Significant trends to emerge in the past year include strong growth, over 9 per cent, in both North and sub-Saharan Africa, an increase in very large hotels (the average size of the largest 10 hotels is 770 rooms, up from 723 rooms in 2023) and a rapid growth in resorts, up by 32 per cent on 2023.

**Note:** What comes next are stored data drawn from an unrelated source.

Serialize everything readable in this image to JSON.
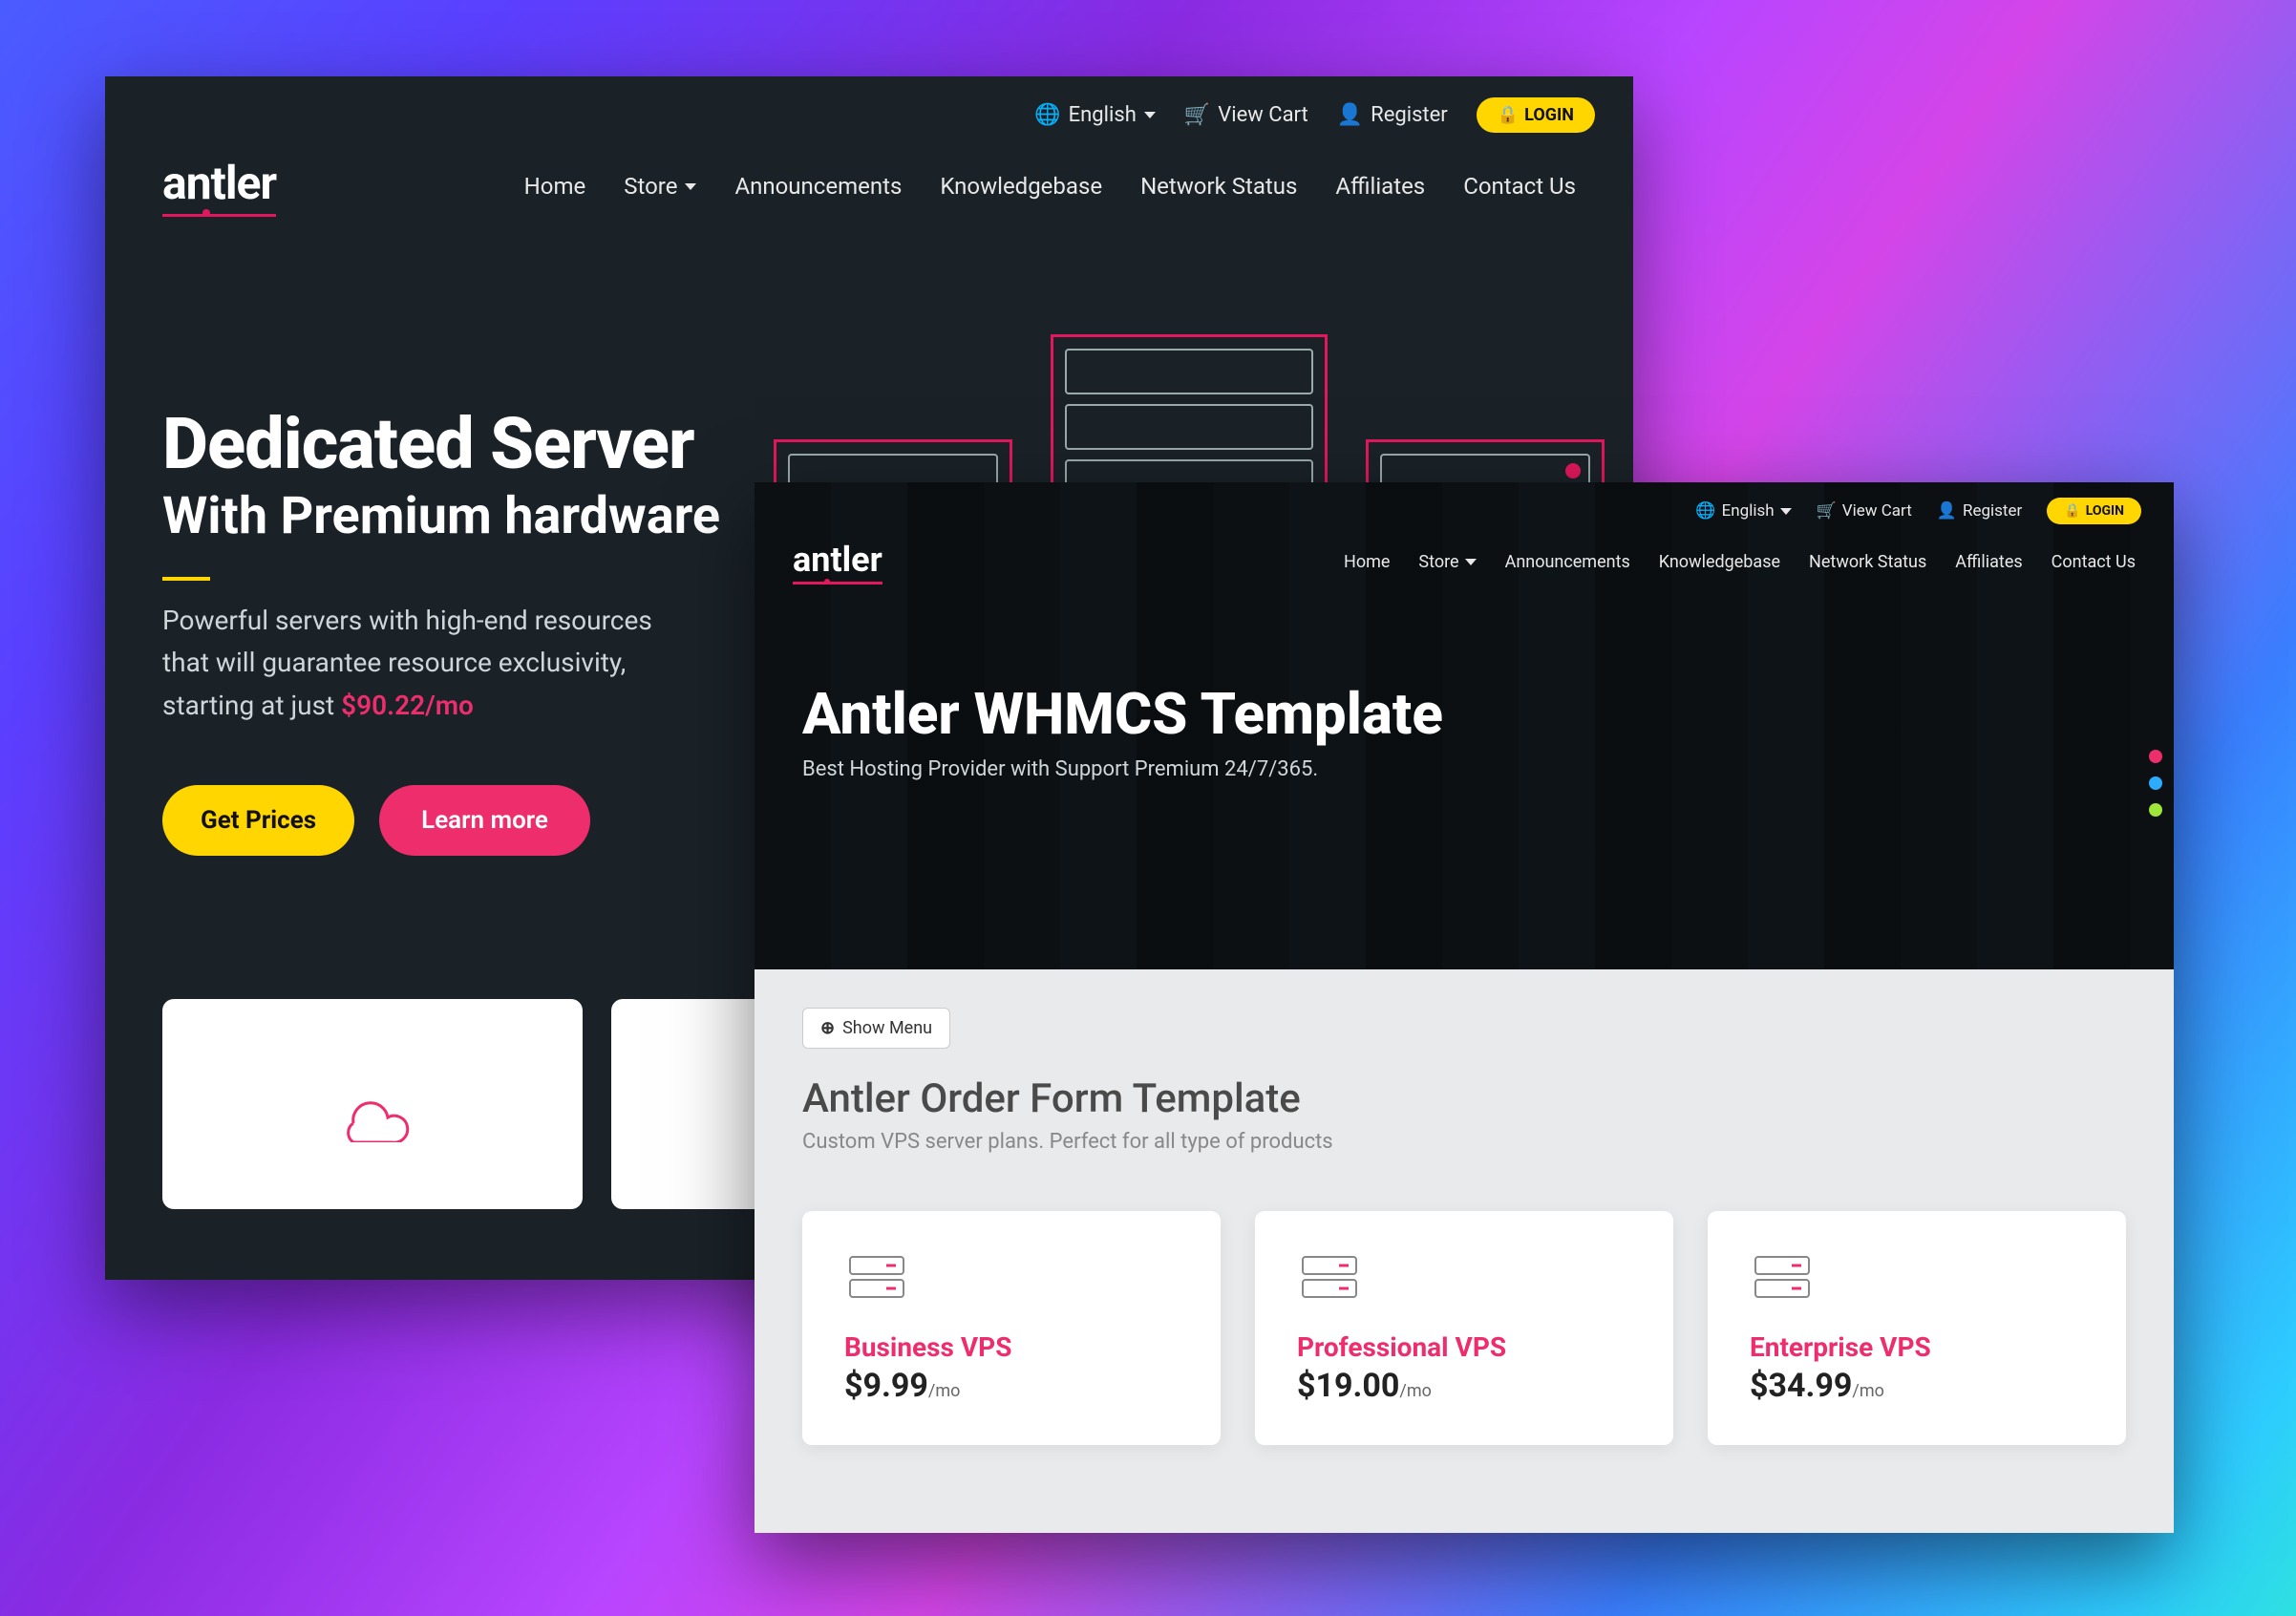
{
  "colors": {
    "pink": "#ee2d6c",
    "yellow": "#ffd600",
    "blue": "#2dabff",
    "green": "#9ee63a"
  },
  "back": {
    "logo": "antler",
    "topbar": {
      "lang": "English",
      "cart": "View Cart",
      "register": "Register",
      "login": "LOGIN"
    },
    "menu": [
      "Home",
      "Store",
      "Announcements",
      "Knowledgebase",
      "Network Status",
      "Affiliates",
      "Contact Us"
    ],
    "hero": {
      "title": "Dedicated Server",
      "subtitle": "With Premium hardware",
      "desc1": "Powerful servers with high-end resources that will guarantee resource exclusivity, starting at just ",
      "price": "$90.22/mo",
      "btn1": "Get Prices",
      "btn2": "Learn more"
    }
  },
  "front": {
    "logo": "antler",
    "topbar": {
      "lang": "English",
      "cart": "View Cart",
      "register": "Register",
      "login": "LOGIN"
    },
    "menu": [
      "Home",
      "Store",
      "Announcements",
      "Knowledgebase",
      "Network Status",
      "Affiliates",
      "Contact Us"
    ],
    "hero": {
      "title": "Antler WHMCS Template",
      "sub": "Best Hosting Provider with Support Premium 24/7/365."
    },
    "body": {
      "showmenu": "Show Menu",
      "heading": "Antler Order Form Template",
      "sub": "Custom VPS server plans. Perfect for all type of products",
      "plans": [
        {
          "name": "Business VPS",
          "price": "$9.99",
          "per": "/mo"
        },
        {
          "name": "Professional VPS",
          "price": "$19.00",
          "per": "/mo"
        },
        {
          "name": "Enterprise VPS",
          "price": "$34.99",
          "per": "/mo"
        }
      ]
    }
  }
}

In this respect, Zanzibar has performed particularly strongly, says the report. There, the pipeline has grown from seven resorts with 983 rooms in 2023 to 14 resorts and 2,048 rooms in 2024, a sure sign of confidence in these beautiful Indian Ocean islands.

The extent to which Egypt dominates the African hotel development pipeline each year, with almost 26,250 rooms in 109 hotels, is quite remarkable. It is larger than the next four countries put together: Nigeria with 7,622 rooms in 50 hotels, Morocco with 7,169 rooms in 52 hotels and Ethiopia with 5,128 rooms spread across 31 properties.

There has been a strong increase in the number of resort projects in the pipeline, growing from 24 per cent of the total in 2023 to 30 per cent in 2024.

According to the report, around half of the rooms in hotels and resorts that opened last year were in resorts. Both Boa Vista (Cape Verde) and Sharm El Sheikh (Egypt) score highly because of the very large average size of the resorts there. The largest hotel in the entire pipeline is a Rixos resort being planned in Sharm El Sheikh, with over 1,800 rooms.

The survey, conducted by Lagos-based W Hospitality Group, in association with the Africa Hospitality Investment Forum (AHIF), is based on responses from 47 global and regional (African) hotel chains, reporting on a pipeline of hotel development activity totalling around 92,000 rooms in 524 hotels, in 41 of Africa’s 54 countries.